The Islamic State of the Iraq and Syria (ISIS) is reportedly engaged in ethnic cleansing of Christians from Iraq as over 10,000 people from Qaraqosh, a neighboring city in Mosul, have fled fearing their brutality.

The residents, mostly woman and children of Qaraqosh, have fled to northern Iraq's Kurdistan region, after Christians in Mosul reported of anti-Christian propaganda by the ISIS, according to United Nations Human Rights Commissioner for Refugees (UNHCR).

The ISIS has also forcibly started collecting poll tax from Christians, and those who fail to pay the amount are punished severely.

Christians constitute only 3 percent of the population in Iraq, whereas Shiites make up about 60 percent and Sunnis 32 percent, according to the Central Intelligence Agency (CIA) World Fact book.

And as the sectarian war rages across Iraq, Christians often end up becoming collateral damage.

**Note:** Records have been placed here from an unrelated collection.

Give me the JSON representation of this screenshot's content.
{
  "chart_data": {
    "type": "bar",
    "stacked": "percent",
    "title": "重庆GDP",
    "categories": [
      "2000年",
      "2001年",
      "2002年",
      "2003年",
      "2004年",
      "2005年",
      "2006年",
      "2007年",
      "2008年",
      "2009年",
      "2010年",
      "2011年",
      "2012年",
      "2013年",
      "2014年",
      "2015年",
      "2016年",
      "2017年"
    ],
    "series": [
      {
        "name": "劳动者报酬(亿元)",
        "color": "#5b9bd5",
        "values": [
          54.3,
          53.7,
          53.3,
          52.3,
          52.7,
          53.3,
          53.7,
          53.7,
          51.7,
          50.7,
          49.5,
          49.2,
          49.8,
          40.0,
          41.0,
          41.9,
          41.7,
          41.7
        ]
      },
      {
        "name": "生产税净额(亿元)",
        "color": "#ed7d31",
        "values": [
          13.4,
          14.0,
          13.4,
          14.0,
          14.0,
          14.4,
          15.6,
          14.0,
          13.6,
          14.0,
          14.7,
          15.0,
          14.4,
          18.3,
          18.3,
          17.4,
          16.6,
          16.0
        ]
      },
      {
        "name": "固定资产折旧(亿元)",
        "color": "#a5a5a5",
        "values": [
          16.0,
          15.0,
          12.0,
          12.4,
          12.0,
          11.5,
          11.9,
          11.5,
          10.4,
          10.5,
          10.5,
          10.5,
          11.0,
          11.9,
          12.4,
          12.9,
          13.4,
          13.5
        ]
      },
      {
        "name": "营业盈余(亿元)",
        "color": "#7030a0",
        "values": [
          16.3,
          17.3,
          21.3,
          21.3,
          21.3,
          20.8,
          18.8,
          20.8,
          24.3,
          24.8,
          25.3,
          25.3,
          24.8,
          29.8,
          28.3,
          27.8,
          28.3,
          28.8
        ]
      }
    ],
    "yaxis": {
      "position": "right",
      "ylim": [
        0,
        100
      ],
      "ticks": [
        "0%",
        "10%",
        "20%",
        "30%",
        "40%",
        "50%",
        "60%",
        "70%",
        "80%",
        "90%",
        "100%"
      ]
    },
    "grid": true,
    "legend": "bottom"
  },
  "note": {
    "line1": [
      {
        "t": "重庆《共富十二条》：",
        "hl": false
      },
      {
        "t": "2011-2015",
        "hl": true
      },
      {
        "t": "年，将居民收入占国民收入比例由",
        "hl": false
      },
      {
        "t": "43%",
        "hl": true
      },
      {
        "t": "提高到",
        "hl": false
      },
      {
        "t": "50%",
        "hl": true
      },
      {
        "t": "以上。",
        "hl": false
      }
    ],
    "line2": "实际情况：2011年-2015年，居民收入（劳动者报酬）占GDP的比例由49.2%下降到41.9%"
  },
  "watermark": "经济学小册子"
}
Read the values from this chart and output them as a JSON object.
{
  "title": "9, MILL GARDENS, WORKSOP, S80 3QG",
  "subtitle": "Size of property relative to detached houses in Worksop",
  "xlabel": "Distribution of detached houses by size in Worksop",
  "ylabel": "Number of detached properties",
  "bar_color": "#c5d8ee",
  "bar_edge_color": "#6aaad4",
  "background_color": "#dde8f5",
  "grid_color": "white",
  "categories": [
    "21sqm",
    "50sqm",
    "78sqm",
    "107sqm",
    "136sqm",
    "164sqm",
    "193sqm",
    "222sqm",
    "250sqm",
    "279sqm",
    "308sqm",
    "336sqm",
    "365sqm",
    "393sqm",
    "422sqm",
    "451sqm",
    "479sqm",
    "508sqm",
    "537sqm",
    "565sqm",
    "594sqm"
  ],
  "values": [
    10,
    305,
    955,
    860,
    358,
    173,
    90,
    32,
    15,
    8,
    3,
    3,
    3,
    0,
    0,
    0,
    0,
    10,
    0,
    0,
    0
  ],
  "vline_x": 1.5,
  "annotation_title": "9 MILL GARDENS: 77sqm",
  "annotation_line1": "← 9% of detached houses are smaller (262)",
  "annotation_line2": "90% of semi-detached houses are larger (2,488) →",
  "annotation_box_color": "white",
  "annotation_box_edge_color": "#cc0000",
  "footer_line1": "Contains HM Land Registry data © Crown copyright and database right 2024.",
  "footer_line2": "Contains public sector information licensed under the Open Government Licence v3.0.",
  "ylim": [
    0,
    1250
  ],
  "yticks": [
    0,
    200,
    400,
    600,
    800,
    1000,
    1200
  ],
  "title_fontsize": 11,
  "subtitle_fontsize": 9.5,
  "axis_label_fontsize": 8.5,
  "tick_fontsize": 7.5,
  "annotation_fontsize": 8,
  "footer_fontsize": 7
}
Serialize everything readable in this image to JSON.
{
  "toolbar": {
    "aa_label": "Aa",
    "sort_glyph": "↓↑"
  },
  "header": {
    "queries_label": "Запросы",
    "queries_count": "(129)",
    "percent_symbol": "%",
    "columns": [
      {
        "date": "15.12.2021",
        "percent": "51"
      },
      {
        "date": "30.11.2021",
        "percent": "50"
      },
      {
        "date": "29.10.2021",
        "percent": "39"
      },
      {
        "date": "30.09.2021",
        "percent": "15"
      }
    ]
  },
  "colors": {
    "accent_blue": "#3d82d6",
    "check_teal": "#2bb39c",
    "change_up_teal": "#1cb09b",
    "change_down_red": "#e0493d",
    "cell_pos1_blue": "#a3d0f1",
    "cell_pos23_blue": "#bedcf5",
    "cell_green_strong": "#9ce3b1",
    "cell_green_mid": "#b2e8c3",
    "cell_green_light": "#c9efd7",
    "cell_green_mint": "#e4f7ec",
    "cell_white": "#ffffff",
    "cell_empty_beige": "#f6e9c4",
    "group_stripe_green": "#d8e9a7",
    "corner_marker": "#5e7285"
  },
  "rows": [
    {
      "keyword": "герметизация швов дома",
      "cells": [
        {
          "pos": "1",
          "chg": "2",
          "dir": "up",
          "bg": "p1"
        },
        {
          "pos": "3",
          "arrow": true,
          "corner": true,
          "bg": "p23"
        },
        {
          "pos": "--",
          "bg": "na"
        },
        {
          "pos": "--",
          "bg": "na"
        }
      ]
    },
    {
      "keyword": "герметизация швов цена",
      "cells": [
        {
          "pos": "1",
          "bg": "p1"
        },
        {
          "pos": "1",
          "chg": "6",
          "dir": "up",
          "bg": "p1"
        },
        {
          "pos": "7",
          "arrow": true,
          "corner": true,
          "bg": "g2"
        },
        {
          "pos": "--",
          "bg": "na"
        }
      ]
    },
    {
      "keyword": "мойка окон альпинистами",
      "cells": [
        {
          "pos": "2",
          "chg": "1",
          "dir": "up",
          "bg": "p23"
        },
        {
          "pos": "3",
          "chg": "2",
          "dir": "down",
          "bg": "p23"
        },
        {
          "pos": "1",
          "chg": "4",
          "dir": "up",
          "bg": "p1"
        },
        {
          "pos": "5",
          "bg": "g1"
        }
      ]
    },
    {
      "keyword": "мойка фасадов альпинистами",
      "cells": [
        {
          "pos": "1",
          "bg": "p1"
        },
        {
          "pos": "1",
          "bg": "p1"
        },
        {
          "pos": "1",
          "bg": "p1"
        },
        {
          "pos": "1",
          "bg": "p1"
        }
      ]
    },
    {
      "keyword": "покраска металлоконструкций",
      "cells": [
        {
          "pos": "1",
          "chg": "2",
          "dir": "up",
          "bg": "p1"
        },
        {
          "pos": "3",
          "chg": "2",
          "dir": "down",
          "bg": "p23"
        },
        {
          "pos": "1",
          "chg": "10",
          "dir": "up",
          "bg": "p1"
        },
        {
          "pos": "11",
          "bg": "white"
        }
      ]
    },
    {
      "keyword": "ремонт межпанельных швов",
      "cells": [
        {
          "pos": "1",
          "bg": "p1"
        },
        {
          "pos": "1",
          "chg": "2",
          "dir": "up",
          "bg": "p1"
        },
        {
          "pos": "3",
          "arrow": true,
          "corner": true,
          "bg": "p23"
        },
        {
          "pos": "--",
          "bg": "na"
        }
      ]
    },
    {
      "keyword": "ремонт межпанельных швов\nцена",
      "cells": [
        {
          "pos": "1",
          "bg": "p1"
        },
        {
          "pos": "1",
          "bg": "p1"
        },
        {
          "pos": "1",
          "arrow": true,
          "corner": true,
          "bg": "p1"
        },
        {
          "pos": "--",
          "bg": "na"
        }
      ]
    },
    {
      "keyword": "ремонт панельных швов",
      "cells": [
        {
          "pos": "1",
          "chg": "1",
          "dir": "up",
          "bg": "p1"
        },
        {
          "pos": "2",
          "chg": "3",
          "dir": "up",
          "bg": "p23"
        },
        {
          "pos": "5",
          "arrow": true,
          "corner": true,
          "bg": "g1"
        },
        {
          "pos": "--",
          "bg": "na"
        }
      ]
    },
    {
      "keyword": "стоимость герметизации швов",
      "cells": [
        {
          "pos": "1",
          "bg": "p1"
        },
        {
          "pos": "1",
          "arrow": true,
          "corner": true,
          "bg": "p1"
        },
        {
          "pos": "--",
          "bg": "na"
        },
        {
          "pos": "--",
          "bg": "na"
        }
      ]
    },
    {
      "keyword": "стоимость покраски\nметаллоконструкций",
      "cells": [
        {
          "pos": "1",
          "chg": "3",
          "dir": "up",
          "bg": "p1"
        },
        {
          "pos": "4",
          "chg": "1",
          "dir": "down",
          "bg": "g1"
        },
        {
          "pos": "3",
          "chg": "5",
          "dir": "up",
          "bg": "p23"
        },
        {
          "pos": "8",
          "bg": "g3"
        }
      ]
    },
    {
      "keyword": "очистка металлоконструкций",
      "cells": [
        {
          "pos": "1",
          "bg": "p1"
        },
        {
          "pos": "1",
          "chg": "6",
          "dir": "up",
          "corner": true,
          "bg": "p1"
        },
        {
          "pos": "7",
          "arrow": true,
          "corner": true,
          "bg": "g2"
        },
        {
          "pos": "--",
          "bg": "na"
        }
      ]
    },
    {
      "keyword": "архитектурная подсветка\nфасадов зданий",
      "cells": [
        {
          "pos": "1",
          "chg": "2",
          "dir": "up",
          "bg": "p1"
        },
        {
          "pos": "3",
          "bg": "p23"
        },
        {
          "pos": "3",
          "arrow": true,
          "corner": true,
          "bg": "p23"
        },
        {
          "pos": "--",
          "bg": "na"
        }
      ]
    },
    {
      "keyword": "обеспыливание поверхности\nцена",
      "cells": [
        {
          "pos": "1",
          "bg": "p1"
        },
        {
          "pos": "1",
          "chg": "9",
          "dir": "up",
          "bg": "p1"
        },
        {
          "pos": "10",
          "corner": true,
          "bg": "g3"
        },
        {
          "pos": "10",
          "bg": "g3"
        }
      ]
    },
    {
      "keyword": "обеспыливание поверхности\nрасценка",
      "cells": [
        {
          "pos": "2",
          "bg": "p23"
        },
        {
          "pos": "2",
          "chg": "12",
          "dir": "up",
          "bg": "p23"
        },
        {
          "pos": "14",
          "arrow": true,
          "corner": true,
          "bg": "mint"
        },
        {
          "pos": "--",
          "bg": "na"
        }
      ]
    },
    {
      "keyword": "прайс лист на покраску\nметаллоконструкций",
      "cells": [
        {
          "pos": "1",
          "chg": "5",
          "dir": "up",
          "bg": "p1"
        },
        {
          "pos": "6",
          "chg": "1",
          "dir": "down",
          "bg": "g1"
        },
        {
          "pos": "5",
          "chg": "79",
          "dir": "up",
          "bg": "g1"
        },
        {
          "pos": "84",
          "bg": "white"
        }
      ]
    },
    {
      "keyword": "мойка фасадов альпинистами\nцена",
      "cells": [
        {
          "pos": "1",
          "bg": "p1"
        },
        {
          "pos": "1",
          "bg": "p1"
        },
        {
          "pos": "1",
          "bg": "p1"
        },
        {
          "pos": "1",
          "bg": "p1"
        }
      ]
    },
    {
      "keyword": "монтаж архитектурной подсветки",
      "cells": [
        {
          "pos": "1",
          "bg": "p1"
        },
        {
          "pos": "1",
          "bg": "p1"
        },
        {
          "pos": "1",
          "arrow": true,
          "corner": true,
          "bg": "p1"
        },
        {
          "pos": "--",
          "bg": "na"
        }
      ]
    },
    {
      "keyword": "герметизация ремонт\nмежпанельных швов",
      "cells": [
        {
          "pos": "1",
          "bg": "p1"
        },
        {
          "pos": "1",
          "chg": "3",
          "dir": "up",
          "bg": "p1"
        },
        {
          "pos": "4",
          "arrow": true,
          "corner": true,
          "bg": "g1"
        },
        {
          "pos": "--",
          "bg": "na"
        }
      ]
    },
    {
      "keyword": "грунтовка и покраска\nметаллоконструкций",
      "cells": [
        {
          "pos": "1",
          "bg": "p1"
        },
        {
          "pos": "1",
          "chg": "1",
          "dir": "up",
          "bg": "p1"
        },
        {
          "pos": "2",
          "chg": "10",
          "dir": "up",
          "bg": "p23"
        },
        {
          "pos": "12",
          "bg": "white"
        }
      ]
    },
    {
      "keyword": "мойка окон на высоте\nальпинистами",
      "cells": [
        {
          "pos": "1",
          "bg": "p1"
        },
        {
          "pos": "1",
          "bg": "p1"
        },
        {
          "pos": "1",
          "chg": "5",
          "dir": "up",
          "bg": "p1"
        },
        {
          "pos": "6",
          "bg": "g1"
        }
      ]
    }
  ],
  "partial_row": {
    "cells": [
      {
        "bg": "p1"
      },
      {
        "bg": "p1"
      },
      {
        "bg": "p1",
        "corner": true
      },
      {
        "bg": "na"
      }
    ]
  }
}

Since its conquest of certain key towns such as Mosul on 10 June, the ISIS has already started enforcing Sharia laws strictly in the captured town.

In some instances, the militants reportedly killed and even raped women.

It has been reported that in Mosul a Christian man killed himself, after the ISIS made him watch his wife and daughter get brutally raped by members of the militant group because he could not pay them poll tax.

Dr Sallama Al Khafaji, a member of the Iraq High Commission for Human Rights, confirmed that ISIS members, who had entered the house of an Assyrian family in Mosul demanding poll tax, raped the mother and daughter in front of the man, when he told he had no means to pay the tax, according to a report that appeared in the Assyrian International News Agency. The man later killed himself.

Similarly, Arabic language website Alghadeer reported that four Christian women were shot and killed by ISIS members for not wearing veils.

For Christians still living in Mosul and other surrounding towns, their existence is a precarious one as they are left at the mercy of ISIS militants.

Meanwhile, the Iraqi army - backed by combat helicopters - for the first time launched a major offensive in Tikrit, in an attempt to push back the ISIS. However, they are yet to make any major movement in the captured town.